Sex in MarriageSexual problems are common in many relationships. This section is for discussions about sexuality. Please limit discussions to those asking for help with a problem and those offering advice. Any other threads may be deleted.
We are a young couple (23,24) and we've been married for a few months. Dated long befor we got married. I love him and he loves me. He means everything to me. He has a hard time getting hard..He kind of gets hard but not all the way and it is still soft and bends. Then he has a hard time staying hard (semi hard not sure what to call it) sometimes he just goes soft on me and just stops. He also has a hard time ejaculating. We could be having sex for an hour and he cant go. There have been a few times he has ejaculated and i wanted to keep going and he couldnt cause he went down and got soft very quickly.I have a hard time trying to orgasm he just isnt hard enough to do anything. It gets frustrating at times and im sure it frustrates him aswell. I talked to him awhile ago I asked him to see a doctor for this...He really didnt want to talk about it and didnt say to much. He just said he would see a doctor. Well he hasnt saw a doctor yet. Should I talk to him about this again? Id just really like for him to get it looked at. I would never let sex get in the way of our marrige. I like sex and Ive got needs. Any input would be greatly appriciated. Also he is active military im not sure if this could be affecting him in anyway asfar as stress and stuff goes. Ive looked online and keep seeing Erectile dysfunction or Impotence? Thanks.
Is he stressed? When my hubs was stressed about money he was like that (for about a month) and it resolved. I never said anything negative.
Also, now he could be stressed about not being able to perform, which causes it to go soft. If you show disappointment, it adds to that frustration and the cycle continues.

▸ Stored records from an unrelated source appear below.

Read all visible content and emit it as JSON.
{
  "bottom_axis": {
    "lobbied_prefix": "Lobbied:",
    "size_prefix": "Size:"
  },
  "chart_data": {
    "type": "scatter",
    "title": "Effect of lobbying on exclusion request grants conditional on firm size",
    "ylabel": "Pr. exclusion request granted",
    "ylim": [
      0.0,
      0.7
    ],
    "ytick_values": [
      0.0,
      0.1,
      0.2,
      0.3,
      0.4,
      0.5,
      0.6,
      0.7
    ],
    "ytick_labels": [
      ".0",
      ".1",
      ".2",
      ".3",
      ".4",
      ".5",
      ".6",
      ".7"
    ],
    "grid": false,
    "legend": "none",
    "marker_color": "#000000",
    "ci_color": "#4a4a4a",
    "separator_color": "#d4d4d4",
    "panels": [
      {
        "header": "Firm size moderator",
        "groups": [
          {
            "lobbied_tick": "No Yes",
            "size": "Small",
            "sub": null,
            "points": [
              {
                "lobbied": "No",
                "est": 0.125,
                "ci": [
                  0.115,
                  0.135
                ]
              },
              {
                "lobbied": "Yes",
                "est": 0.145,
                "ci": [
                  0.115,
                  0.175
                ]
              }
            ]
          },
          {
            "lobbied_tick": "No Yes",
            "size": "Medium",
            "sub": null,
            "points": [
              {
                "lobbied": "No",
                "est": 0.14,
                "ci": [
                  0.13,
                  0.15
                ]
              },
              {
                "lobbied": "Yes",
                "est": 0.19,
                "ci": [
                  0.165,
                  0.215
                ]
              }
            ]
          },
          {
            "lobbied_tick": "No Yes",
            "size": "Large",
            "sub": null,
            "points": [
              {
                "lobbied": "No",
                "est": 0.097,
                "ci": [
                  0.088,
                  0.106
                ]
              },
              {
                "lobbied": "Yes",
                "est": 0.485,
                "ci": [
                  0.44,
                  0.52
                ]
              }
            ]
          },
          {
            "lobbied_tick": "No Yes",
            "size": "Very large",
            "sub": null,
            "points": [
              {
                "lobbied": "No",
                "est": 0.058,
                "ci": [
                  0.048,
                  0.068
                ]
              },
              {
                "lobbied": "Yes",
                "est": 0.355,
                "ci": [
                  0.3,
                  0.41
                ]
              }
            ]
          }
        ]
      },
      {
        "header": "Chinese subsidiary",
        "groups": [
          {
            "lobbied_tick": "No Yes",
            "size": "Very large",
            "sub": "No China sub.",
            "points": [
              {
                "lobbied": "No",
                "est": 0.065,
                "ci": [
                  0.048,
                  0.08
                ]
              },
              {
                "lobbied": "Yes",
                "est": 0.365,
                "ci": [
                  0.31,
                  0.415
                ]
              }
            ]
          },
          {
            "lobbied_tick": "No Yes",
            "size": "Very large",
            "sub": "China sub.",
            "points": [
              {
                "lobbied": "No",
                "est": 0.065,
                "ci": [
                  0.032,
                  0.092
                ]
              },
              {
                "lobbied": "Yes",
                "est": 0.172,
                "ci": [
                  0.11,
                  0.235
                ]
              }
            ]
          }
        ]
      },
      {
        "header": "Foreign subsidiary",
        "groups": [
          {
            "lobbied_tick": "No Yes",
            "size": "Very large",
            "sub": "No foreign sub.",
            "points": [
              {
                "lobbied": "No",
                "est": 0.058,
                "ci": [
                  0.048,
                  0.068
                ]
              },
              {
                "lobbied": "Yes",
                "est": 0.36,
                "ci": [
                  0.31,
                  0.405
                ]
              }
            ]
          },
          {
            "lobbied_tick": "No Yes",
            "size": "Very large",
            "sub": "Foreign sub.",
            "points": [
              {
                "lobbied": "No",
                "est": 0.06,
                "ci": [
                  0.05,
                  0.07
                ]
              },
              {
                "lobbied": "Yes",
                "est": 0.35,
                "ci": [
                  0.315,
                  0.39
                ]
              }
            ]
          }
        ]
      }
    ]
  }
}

And also, once a man cums....it does go soft. so, he'll have to finish you off manually or whatever. That's just biology. Sometimes, rarely, it can stay hard, but once he cums, he's done.
try using a lubed up hand job to get him up, and if he can go for an hour without blowing it then he has a gift most women could only dream of their men having.
The real question is was he always like this or was he sometimes 'better'. It can also be you dont 'spur' him on enough. Tell him he can do whatever he likes to you. Maybe he is scared of something. I dont think you need a doctor. When he gets more 'comfortable' with you it will improve.
Its all the times pretty much most of the time. He said this has happened to him in last relationships also so its not just with me. I have tryed bj/hand job he still doesnt get hard enough and when I stop to get started sexualy he is already down. He is in great shape. Im not used to a guy going soft after he cums thats why I brought it up. My last relationships they could keep going after they ejaculated. I know everyone is different. Its just different with him.
Going soft after cuming is fairly normal. Maybe some younger guys with high testosterone levels can maintain something of an erection after orgasm, but there are likely many who can't.
Does he have insecurities about sex? It would seem that this would cause a lot of performance anxiety in a man, which could end up being a self-perpetuating cycle.
I think he should go to a doctor, along with you, to be evaluated. Everything may be okay physically, which would be a relief for you, and then you can concentrate on the emotional/mental aspect of it for him. The doctor may be able to prescribe something like Viagra to tide him over if it is mostly a mental thing with him. The doctor could also refer you to a therapist, like a sex therapist who specializes in handling sexual issues, who could give you ideas and techniques to try if it is primarily anxiety that is the problem.
The other thing to consider is whether he masturbates a lot. There are some young guys (and not so young ones) who get into chronic masturbation, either from watching porn or not. That can also cause some anxiety and performance problems when it comes time to being with a woman.
He used to masterbate alot...He also had alot of porn on his computer when we first met. Of course its all gone now I made him delete it all lol He told me he doesnt need it anymore now though cause he has me and doesnt need it. I was thinking it was from masterbating to much but I wasnt sure. I didnt think masterbating alot could affect you. I dont think he has any insecurities about sex. I dont think he has anxiety either. I have severe anxiety but it doesnt affect my sex life. Thanks guys for the input
I think the clue might be 'in the active military'. Stress can be a real libido killer.
Keep mentioning getting help with him and show that you are giving unconditional support to his problem.
Ask him what turns him on about you and in general, and see if there are any clues that might assist in him regaining his confidence.
It might be worth getting his hormones checked. This is not just a problem for the middle-aged. There may be some underlying condition that's causing the problem.